27. En l’absence de préjudice subi par M. [S] résultant de la faute du prêteur, il devra restituer à la SA BNP Paribas Personal finance le capital prêté déduction faite de l’ensemble des sommes versées en exécution du contrat de prêt, la SA BNP Paribas personal Finance étant bien-fondée en sa demande d’être garantie à première demande par la SA Energygo du remboursement du prêt en application de l’article L.312-56 du code de la concommation dont le prêteur sollicite l’application.
28. C’est également à bon droit que la SA Energygo sollicite l’infirmation de la disposition par laquelle le premier juge l’a condamnée à verser à M. [S] la somme de 1000€ à titre de dommages et intérêts au motif erroné que ce dernier avait été privé de son droit de rétractation. Le jugement sera en conséquence infirmé sur ce point et M. [S] débouté de sa demande indemnitaire.
29. Contrairement à ce que soutenu par M. [S], les demandes formées à titre subsidiaire par la société Energygo tendant à la restitution des fruits produits par l’installation et l’indemnisation de la dépréciation du matériel vendu sont recevables au visa de l’article 564 du code de procédure civile dès lors qu’elles visent à opposer compensation avec sa propre obligation de restituer le prix de vente.
30. S’agissant de la demande d’indemnisation, outre que la SA Energygo ne rapporte pas la preuve de sa valeur, cette demande se heurte à l’article 1352-1 du code civil, qui dispose que 'Celui qui restitue la chose répond des dégradations et détériorations qui en ont diminué la valeur à moins qu’il ne soit de bonne foi et que celles-ci ne soient pas dues à sa faute.' M. [S] étant de bonne foi et la SA Energygo ne justifiant ni de la perte de valeur, ni que celle-ci serait imputable à M. [S], elle ne pourra qu’être déboutée de sa demande indemnitaire.

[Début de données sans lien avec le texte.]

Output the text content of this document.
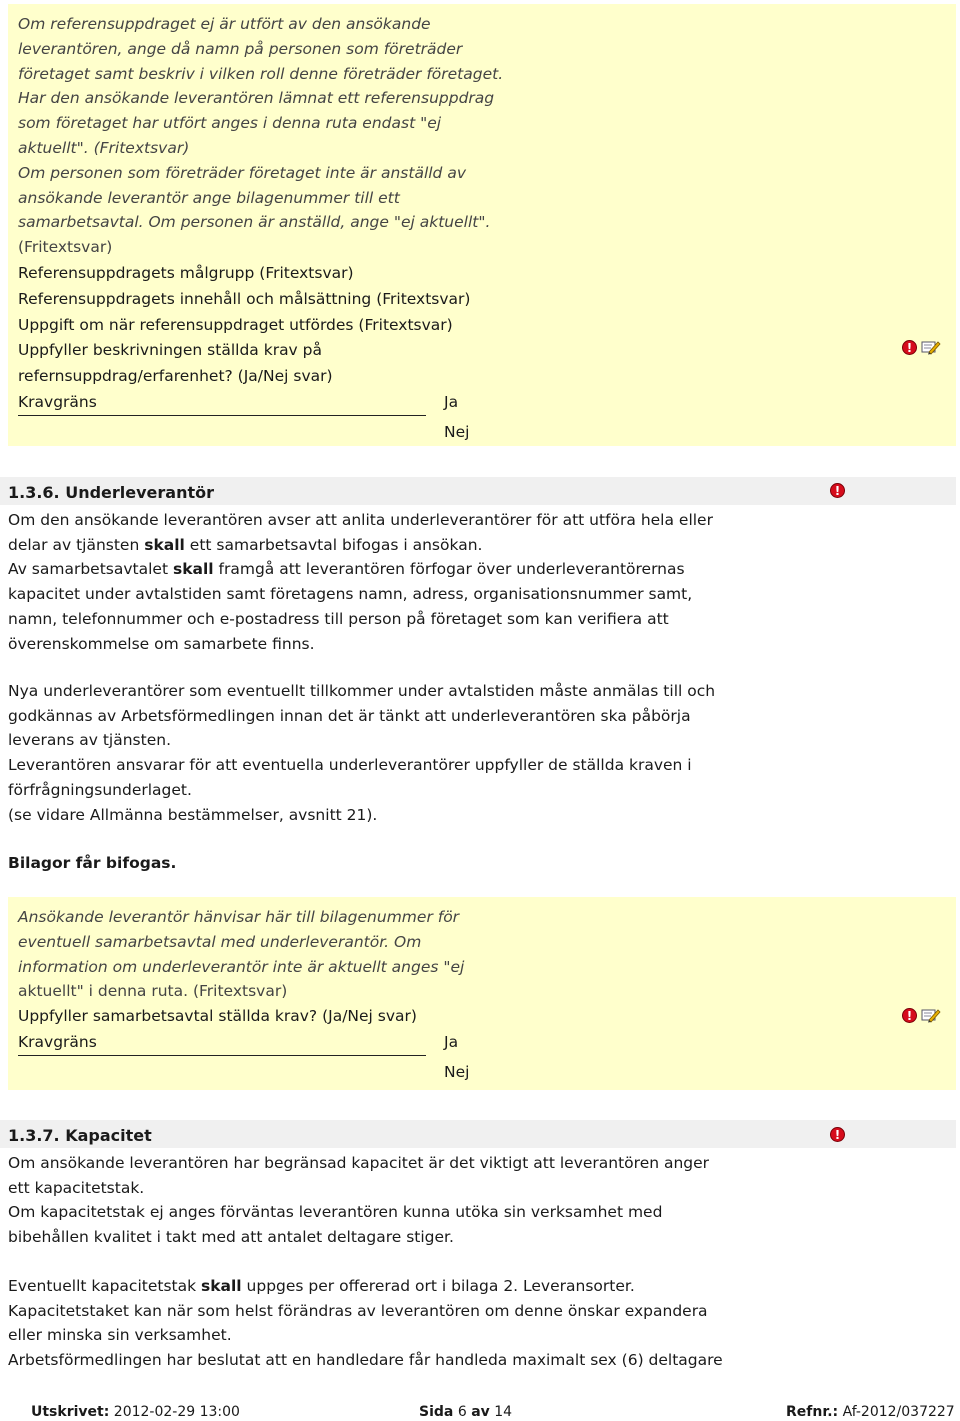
Om referensuppdraget ej är utfört av den ansökande
leverantören, ange då namn på personen som företräder
företaget samt beskriv i vilken roll denne företräder företaget.
Har den ansökande leverantören lämnat ett referensuppdrag
som företaget har utfört anges i denna ruta endast "ej
aktuellt". (Fritextsvar)
Om personen som företräder företaget inte är anställd av
ansökande leverantör ange bilagenummer till ett
samarbetsavtal. Om personen är anställd, ange "ej aktuellt".
(Fritextsvar)
Referensuppdragets målgrupp (Fritextsvar)
Referensuppdragets innehåll och målsättning (Fritextsvar)
Uppgift om när referensuppdraget utfördes (Fritextsvar)
Uppfyller beskrivningen ställda krav på
refernsuppdrag/erfarenhet? (Ja/Nej svar)
Kravgräns	Ja
Nej
!
1.3.6. Underleverantör	!
Om den ansökande leverantören avser att anlita underleverantörer för att utföra hela eller
delar av tjänsten skall ett samarbetsavtal bifogas i ansökan.
Av samarbetsavtalet skall framgå att leverantören förfogar över underleverantörernas
kapacitet under avtalstiden samt företagens namn, adress, organisationsnummer samt,
namn, telefonnummer och e-postadress till person på företaget som kan verifiera att
överenskommelse om samarbete finns.
Nya underleverantörer som eventuellt tillkommer under avtalstiden måste anmälas till och
godkännas av Arbetsförmedlingen innan det är tänkt att underleverantören ska påbörja
leverans av tjänsten.
Leverantören ansvarar för att eventuella underleverantörer uppfyller de ställda kraven i
förfrågningsunderlaget.
(se vidare Allmänna bestämmelser, avsnitt 21).
Bilagor får bifogas.
Ansökande leverantör hänvisar här till bilagenummer för
eventuell samarbetsavtal med underleverantör. Om
information om underleverantör inte är aktuellt anges "ej
aktuellt" i denna ruta. (Fritextsvar)
Uppfyller samarbetsavtal ställda krav? (Ja/Nej svar)
Kravgräns	Ja
Nej
!
1.3.7. Kapacitet	!
Om ansökande leverantören har begränsad kapacitet är det viktigt att leverantören anger
ett kapacitetstak.
Om kapacitetstak ej anges förväntas leverantören kunna utöka sin verksamhet med
bibehållen kvalitet i takt med att antalet deltagare stiger.
Eventuellt kapacitetstak skall uppges per offererad ort i bilaga 2. Leveransorter.
Kapacitetstaket kan när som helst förändras av leverantören om denne önskar expandera
eller minska sin verksamhet.
Arbetsförmedlingen har beslutat att en handledare får handleda maximalt sex (6) deltagare
Utskrivet: 2012-02-29 13:00	Sida 6 av 14	Refnr.: Af-2012/037227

31. S’agissant de la demande de restitution des fruits, l’article 1352-3 dispose que 'La restitution inclut les fruits et la valeur de la jouissance que la chose a procurée.'
32. La SA Energygo ne justifiant nullement du bien-fondé de sa demande en paiement de la somme de 4 399 euros au titre des fruits produits par l’installation dès lors que son calcul n’est fondé que sur des données purement théoriques résultant de la localisation de l’installation et la consommation moyenne d’électricité par habitation, elle sera déboutée de sa demande.

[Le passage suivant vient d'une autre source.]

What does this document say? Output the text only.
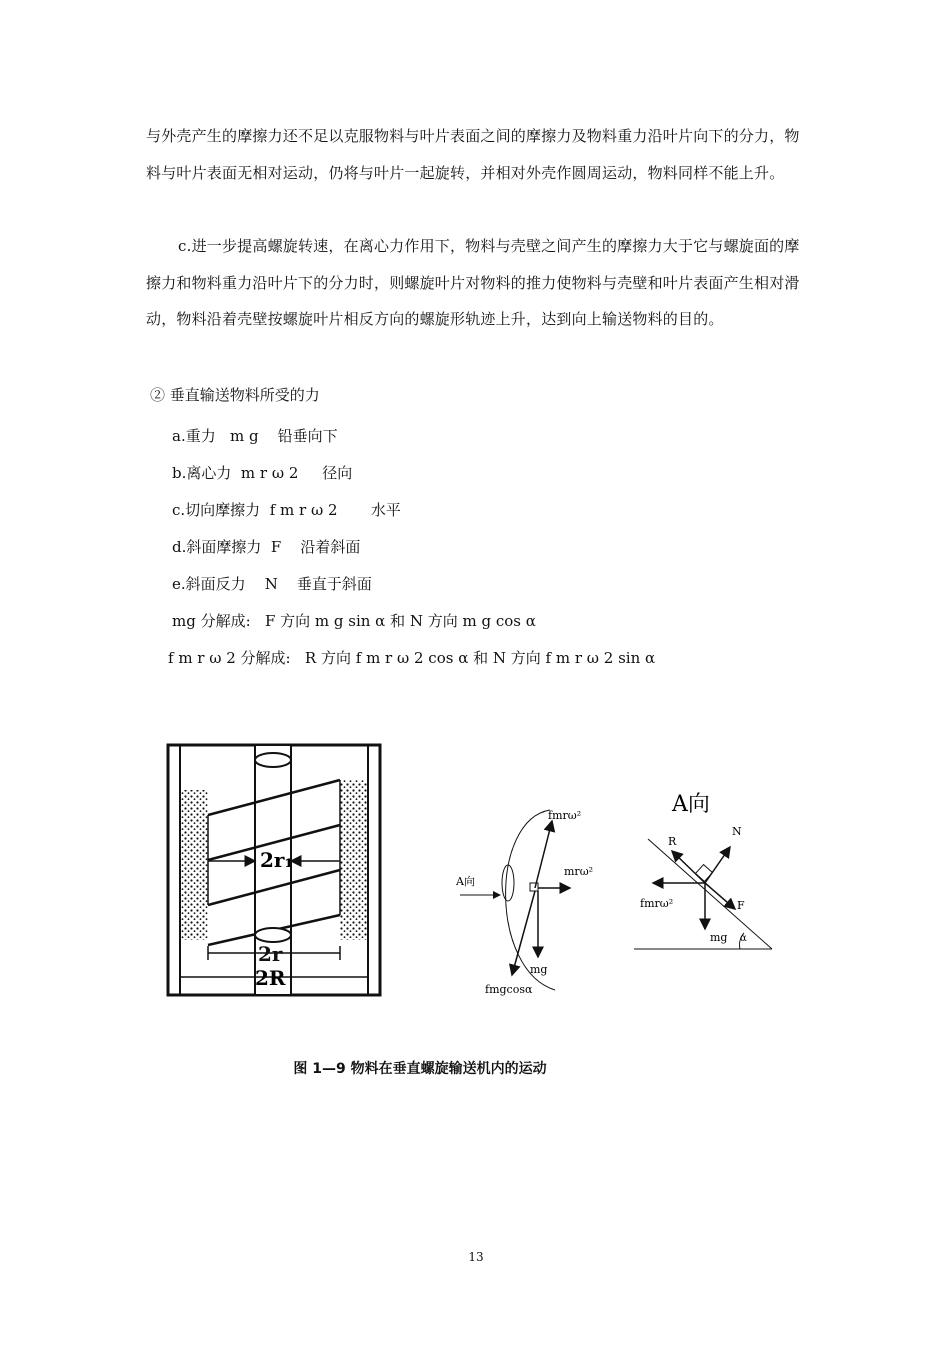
与外壳产生的摩擦力还不足以克服物料与叶片表面之间的摩擦力及物料重力沿叶片向下的分力，物料与叶片表面无相对运动，仍将与叶片一起旋转，并相对外壳作圆周运动，物料同样不能上升。

c.进一步提高螺旋转速，在离心力作用下，物料与壳壁之间产生的摩擦力大于它与螺旋面的摩擦力和物料重力沿叶片下的分力时，则螺旋叶片对物料的推力使物料与壳壁和叶片表面产生相对滑动，物料沿着壳壁按螺旋叶片相反方向的螺旋形轨迹上升，达到向上输送物料的目的。

② 垂直输送物料所受的力
a.重力   m g    铅垂向下
b.离心力  m r ω 2     径向
c.切向摩擦力  f m r ω 2       水平
d.斜面摩擦力  F    沿着斜面
e.斜面反力    N    垂直于斜面
mg 分解成:   F 方向 m g sin α 和 N 方向 m g cos α
f m r ω 2 分解成:   R 方向 f m r ω 2 cos α 和 N 方向 f m r ω 2 sin α
2r₁
2r
2R
A向
fmrω²
mrω²
mg
fmgcosα
A向
R
N
fmrω²	F
mg α
图 1—9 物料在垂直螺旋输送机内的运动
13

33. Partie essentiellement succombante, la SA Energygo supportera la charge des dépens d’appel en application de l’article 696 du code de procédure civile.
PAR CES MOTIFS:
Statuant par arrêt contradictoire,
Infirme le jugement en ce qu’il a :
— dit que la SA BNP Personal Finance est privée de son droit à restitution du capital,
— condamné la SA Energygo à payer à M. [N] [S] une somme de 1000€ en réparation de son préjudice,
— assorti du prononcé d’une astreinte la condamnation de la SA Energygo à procéder à la dépose des panneaux photovoltaiques .
Statuant à nouveau de ces chefs,
Condamne M. [N] [S] à payer à la SA BNP Paribas Personal Finance la somme de 19 900 € avec déduction de l’ensemble des sommes versées au titre de l’exécution du contrat de crédit au titre de la restitution du capital prêté.
Dit n’y avoir lieu au prononcé d’une astreinte assortissant l’obligation de la SA Energygo de retirer l’installation photovoltaique du domicile de M. [S].
Déboute M. [S] de sa demande indemnitaire,
Y ajoutant,
Dit que le retrait de l’installation photovoltaique par la SA Energygo aura lieu à ses frais;
Condamne la SA Energygo à garantir M. [N] [S] du remboursement du prêt à première demande de la SA BNP Paribas Personal Finance déduction faite des règlements déjà effectués par M. [N] [S].
Déclare recevables les demandes de M. [S] au titre de la restitution des fruits et de la perte de valeur de l’installation,
Déboute M. [S] de ces demandes,
Condamne la SA Energygo aux dépens d’appel.
Rejette les demandes fondées sur l’article 700 du code de procédure civile.